NAIC has a special benefit. They have the privilege of total privacy, unlike the rest of us.
The transparency promised has not been delivered.
SEC. 6607. PERMITTING EVIDENTIARY PRIVILEGE AND CONFIDENTIAL
Section 504 of the Employee Retirement Income Security Act of 1974 (29 U.S.C. 1134) is amended by adding at the end the following:
(d) The Secretary may promulgate a regulation that provides an evidentiary privilege for, and provides for the confidentiality of communications between or among, any of the following entities or their agents, consultants, or employees:
(1) A State insurance department.
(2) A State attorney general.
(3) The National Association of Insurance Commissioners.

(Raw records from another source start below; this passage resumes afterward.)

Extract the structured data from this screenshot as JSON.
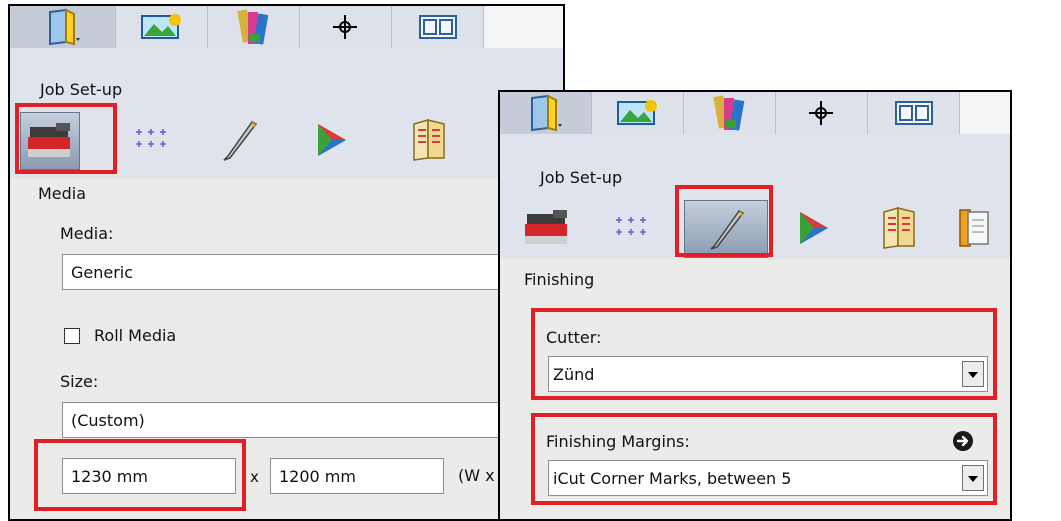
{
  "left_panel": {
    "section": "Job Set-up",
    "active_tab": "Media",
    "media_label": "Media:",
    "media_value": "Generic",
    "roll_media_label": "Roll Media",
    "size_label": "Size:",
    "size_value": "(Custom)",
    "width_value": "1230 mm",
    "times": "x",
    "height_value": "1200 mm",
    "wh_hint": "(W x"
  },
  "right_panel": {
    "section": "Job Set-up",
    "active_tab": "Finishing",
    "cutter_label": "Cutter:",
    "cutter_value": "Zünd",
    "margins_label": "Finishing Margins:",
    "margins_value": "iCut Corner Marks, between 5"
  },
  "colors": {
    "highlight": "#e01f26",
    "panel_bg": "#ebebea",
    "header_bg": "#dfe4ec"
  }
}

(4) The Department of Labor.
(5) The Department of the Treasury.
(6) The Department of Justice.
(7) The Department of Health and Human Services.
(8) Any other Federal or State authority that the Secretary determines is appropriate for the purposes of enforcing the provisions of this title.

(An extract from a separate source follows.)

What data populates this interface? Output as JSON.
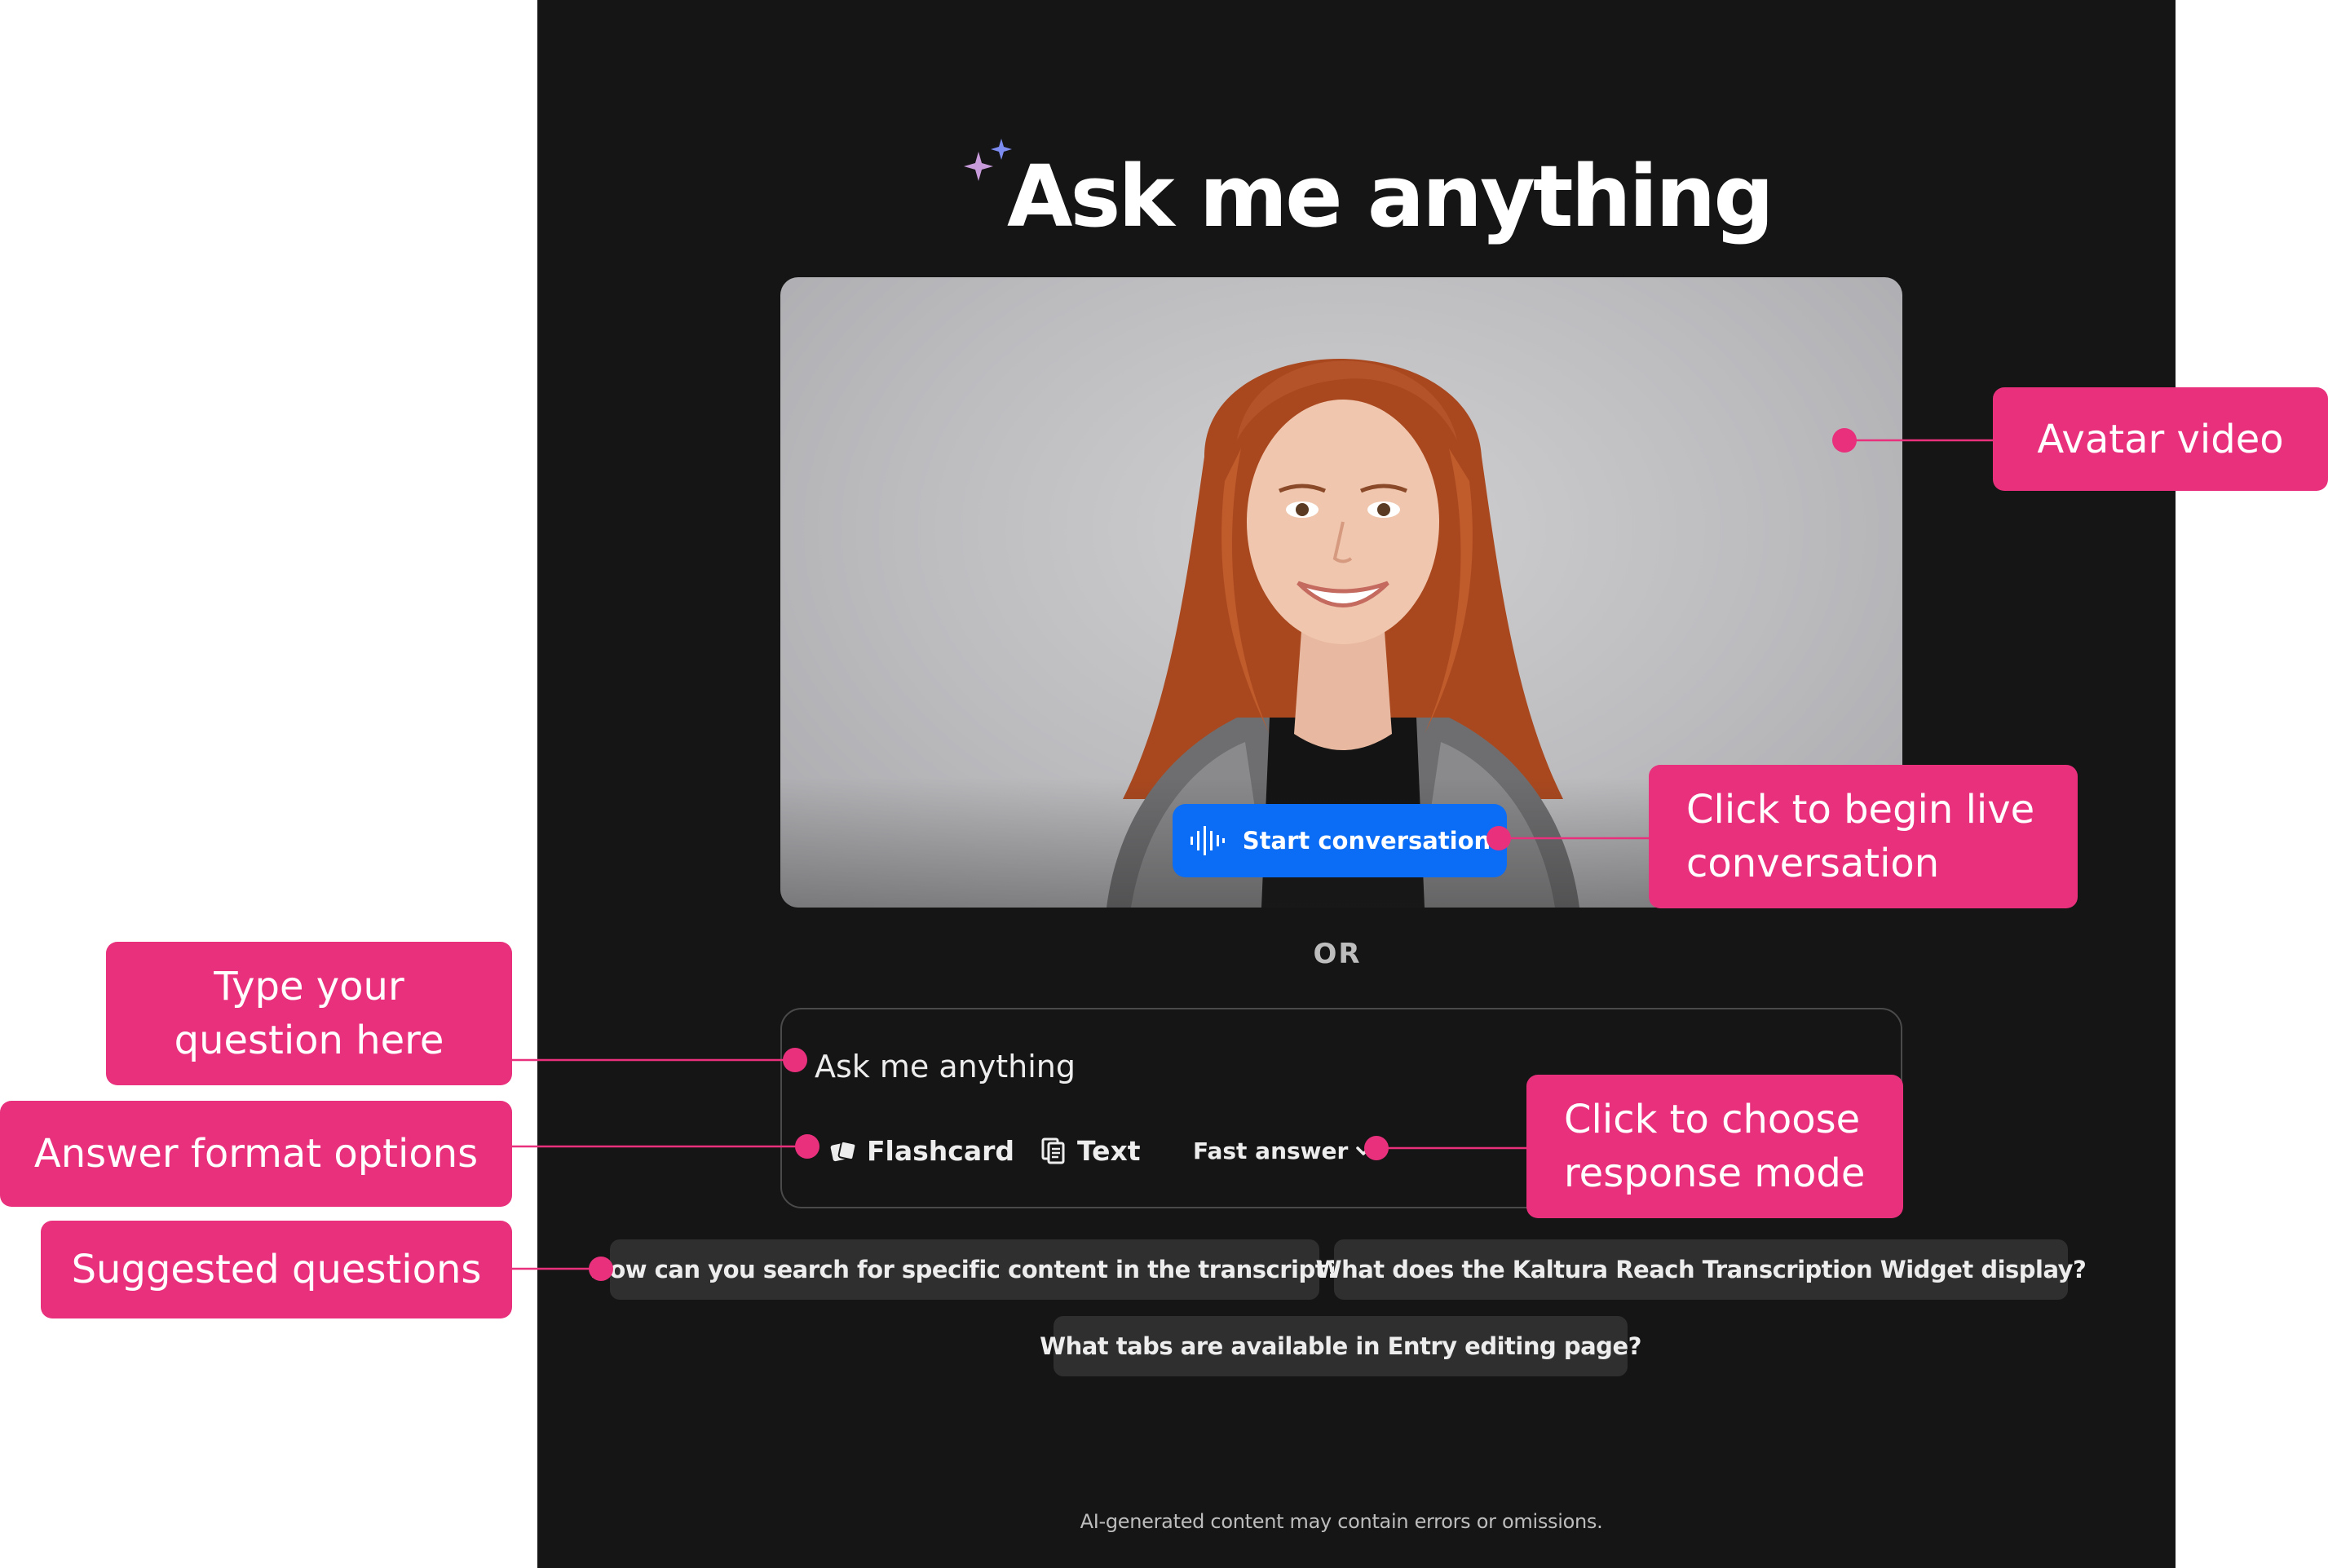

(e) The privilege established under subsection (d) shall apply to communications related to any investigation, audit, examination, or inquiry conducted or coordinated by any of the agencies. A communication that is privileged under subsection (d) shall not waive any privilege otherwise available to the communicating agency or to an who provided the information that is communicated..
C) Medical Loss Ratio language
(1) REQUIREMENT TO PROVIDE VALUE FOR PREMIUM PAYMENTS.
A health insurance issuer offering group or individual health insurance coverage shall, with respect to each plan year, provide an annual rebate to each enrollee under such coverage, on a pro rata basis, in an amount that is equal to the amount by which premium revenue expended by the issuer on activities described in subsection (a)(3) exceeds --
(A) with respect to a health insurance issuer offering coverage in the group market, 20 percent, or such lower percentage as a State may by regulation determine; or
(B) with respect to a health insurance issuer offering coverage in the individual market, 25 percent, or such lower percentage as a State may by regulation determine, except that such percentage shall be adjusted to the extent the Secretary determines that the application of such percentage with a State may destabilize the existing individual market in such State. (p. 886, pdf)
(2) CONSIDERATION IN SETTING PERCENTAGES.—In determining the percentages under paragraph (1), a State shall seek to ensure adequate participation by health insurance issuers, competition in the health insurance market in the State, and value for consumers so that premiums are used for clinical services and quality improvements.
(3) TERMINATION.—The provisions of this subsection shall have no force or effect after December 31, 2013.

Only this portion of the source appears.